In summary, then, A Good Man Goes to War is uncompromisingly enjoyable, edge of the seat television. Matt Smith is mercurial, Alex Kingston alight, and together Karen Gillan and Arthur Darvill set new standards for intra-TARDIS soap opera. Steven Moffat’s script does what it promised to do and far more besides, offering us fleeting glimpses into the Doctor’s inviolate past and overcast future, whilst never taking its eye off the drama of the moment. This episode showcases the very best of Doctor Who the show; Doctor Who the headline; even “Doctor Who” the man, and if the series can continue to mould itself to the times, yet remain indelibly Who, then the long history of the Doctor is soon going to become far too torturous for anyone to navigate, let alone chronicle.


Copyright © E.G. Wolverson 2011


E.G. Wolverson has asserted his right under the Copyright, Designs and Patents Act, 1988 to be identified as the author of this work.

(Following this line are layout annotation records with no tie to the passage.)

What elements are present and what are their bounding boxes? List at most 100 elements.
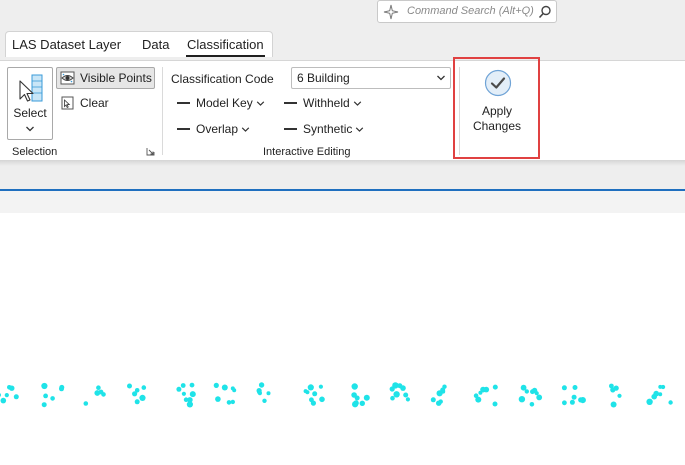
lidar-point (258, 382, 265, 388)
lidar-point (646, 398, 653, 405)
withheld-label: Withheld (303, 96, 350, 110)
chevron-down-icon (437, 75, 445, 81)
lidar-point (134, 399, 140, 405)
lidar-point (0, 397, 7, 404)
overlap-dropdown[interactable]: Overlap (177, 120, 250, 138)
lidar-point (262, 398, 267, 403)
lidar-point (189, 382, 195, 388)
scene-view[interactable] (0, 213, 685, 465)
lidar-point (562, 400, 567, 406)
sparkle-icon (383, 4, 399, 20)
lidar-point (403, 392, 409, 398)
lidar-point (617, 393, 622, 398)
chevron-down-icon (356, 126, 364, 132)
lidar-point (530, 389, 535, 395)
lidar-point (569, 399, 575, 405)
lidar-point (176, 386, 182, 392)
ribbon-tab-row: LAS Dataset Layer Data Classification (0, 28, 685, 60)
model-key-dropdown[interactable]: Model Key (177, 94, 265, 112)
dialog-launcher-icon[interactable] (146, 147, 155, 156)
lidar-point (4, 393, 9, 398)
lidar-point (226, 400, 232, 405)
lidar-point (312, 391, 318, 397)
cursor-select-icon (19, 74, 43, 102)
checkmark-circle-icon (484, 69, 512, 97)
lidar-point (393, 391, 400, 398)
apply-changes-label-line1: Apply (481, 104, 513, 118)
lidar-point (213, 382, 219, 388)
select-button-label: Select (13, 106, 47, 120)
dash-icon (177, 102, 190, 104)
lidar-point (127, 383, 132, 389)
tab-classification[interactable]: Classification (186, 37, 265, 57)
lidar-point (310, 400, 316, 406)
lidar-point (430, 397, 436, 403)
contextual-tab-group: LAS Dataset Layer Data Classification (5, 31, 273, 57)
overlap-label: Overlap (196, 122, 239, 136)
lidar-point (181, 391, 186, 396)
lidar-point (83, 401, 89, 406)
lidar-point (492, 384, 498, 390)
lidar-point (318, 384, 323, 389)
classification-code-dropdown[interactable]: 6 Building (291, 67, 451, 89)
lidar-point (257, 391, 262, 396)
lidar-point (359, 400, 365, 406)
lidar-point (492, 401, 498, 407)
lidar-point (354, 395, 360, 401)
magnifier-icon[interactable] (538, 5, 552, 19)
lidar-point (96, 385, 101, 390)
synthetic-dropdown[interactable]: Synthetic (284, 120, 364, 138)
classification-code-value: 6 Building (297, 71, 350, 85)
lidar-point (0, 393, 1, 397)
lidar-point (405, 397, 410, 402)
ribbon-panel: Select Visible Points Clear Selection Cl… (0, 60, 685, 160)
lidar-point (141, 385, 147, 390)
lidar-point (41, 402, 47, 408)
withheld-dropdown[interactable]: Withheld (284, 94, 362, 112)
lidar-point (390, 395, 395, 401)
visible-points-button[interactable]: Visible Points (56, 67, 155, 89)
interactive-editing-group-label: Interactive Editing (263, 146, 351, 158)
lidar-point (139, 394, 146, 401)
synthetic-label: Synthetic (303, 122, 353, 136)
clear-button[interactable]: Clear (56, 93, 116, 115)
lidar-point (610, 387, 616, 393)
dash-icon (284, 128, 297, 130)
lidar-point (59, 386, 64, 392)
chevron-down-icon (26, 126, 34, 132)
clear-selection-icon (61, 96, 74, 110)
lidar-point (518, 396, 526, 403)
lidar-point (579, 397, 586, 404)
tab-las-dataset-layer[interactable]: LAS Dataset Layer (12, 37, 121, 52)
group-divider (162, 67, 163, 155)
tab-data[interactable]: Data (142, 37, 169, 52)
view-header (0, 191, 685, 213)
lidar-point (536, 394, 543, 401)
lidar-point (483, 386, 490, 393)
lidar-point (230, 386, 235, 391)
lidar-point (438, 399, 443, 404)
lidar-point (221, 384, 228, 391)
lidar-point (303, 389, 308, 394)
lidar-point (307, 384, 314, 391)
lidar-point (94, 390, 101, 396)
lidar-point (561, 385, 567, 391)
lidar-point (101, 392, 106, 397)
lidar-point (134, 388, 140, 393)
lidar-point (668, 400, 673, 405)
lidar-point (351, 383, 358, 390)
command-search-input[interactable]: Command Search (Alt+Q) (407, 5, 534, 17)
point-cloud (0, 382, 673, 408)
classification-code-label: Classification Code (171, 72, 274, 86)
apply-changes-button[interactable]: Apply Changes (458, 63, 536, 155)
select-button[interactable]: Select (7, 67, 53, 140)
lidar-point (41, 382, 48, 390)
lidar-point (230, 399, 235, 405)
lidar-point (571, 394, 577, 400)
lidar-point (9, 385, 15, 391)
chevron-down-icon (241, 126, 250, 132)
lidar-point (183, 397, 189, 402)
lidar-point (397, 383, 403, 389)
lidar-point (180, 383, 186, 388)
command-search-box[interactable]: Command Search (Alt+Q) (377, 0, 557, 23)
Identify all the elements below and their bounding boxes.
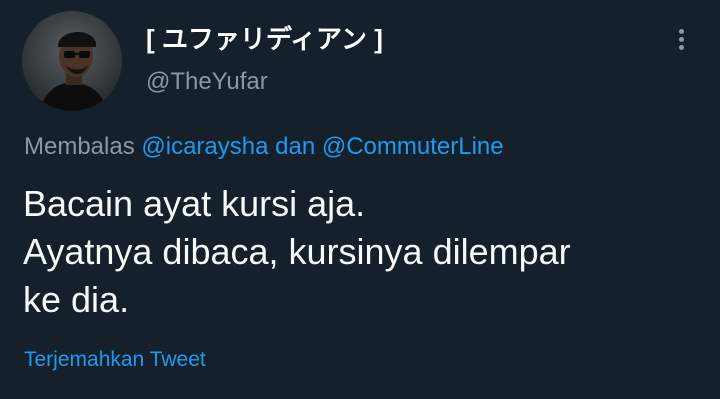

The very fact that the Doctor once had a cot suggests that he was once small enough to fit in it. This does not sit well with the notion that he was “loomed” fully grown (or thereabouts), as posited by Marc Platt in his notorious novel Lungbarrow – at least, not on the face it. It is important to remember that Lungbarrow was predicated on the suggestion that the Doctor’s existence somehow stretched back to before his looming; to a time when he may have lived as ‘the Other’ member of ancient Gallifrey’s ruling triumvirate – a person who it is rumoured had at least partial human lineage. It might also be the case that the cot is bigger on the inside, of course. That, or the Doctor lied about it being his.


For River Song, this story takes place long after Let’s Kill Hitler and prior to The Impossible Astronaut.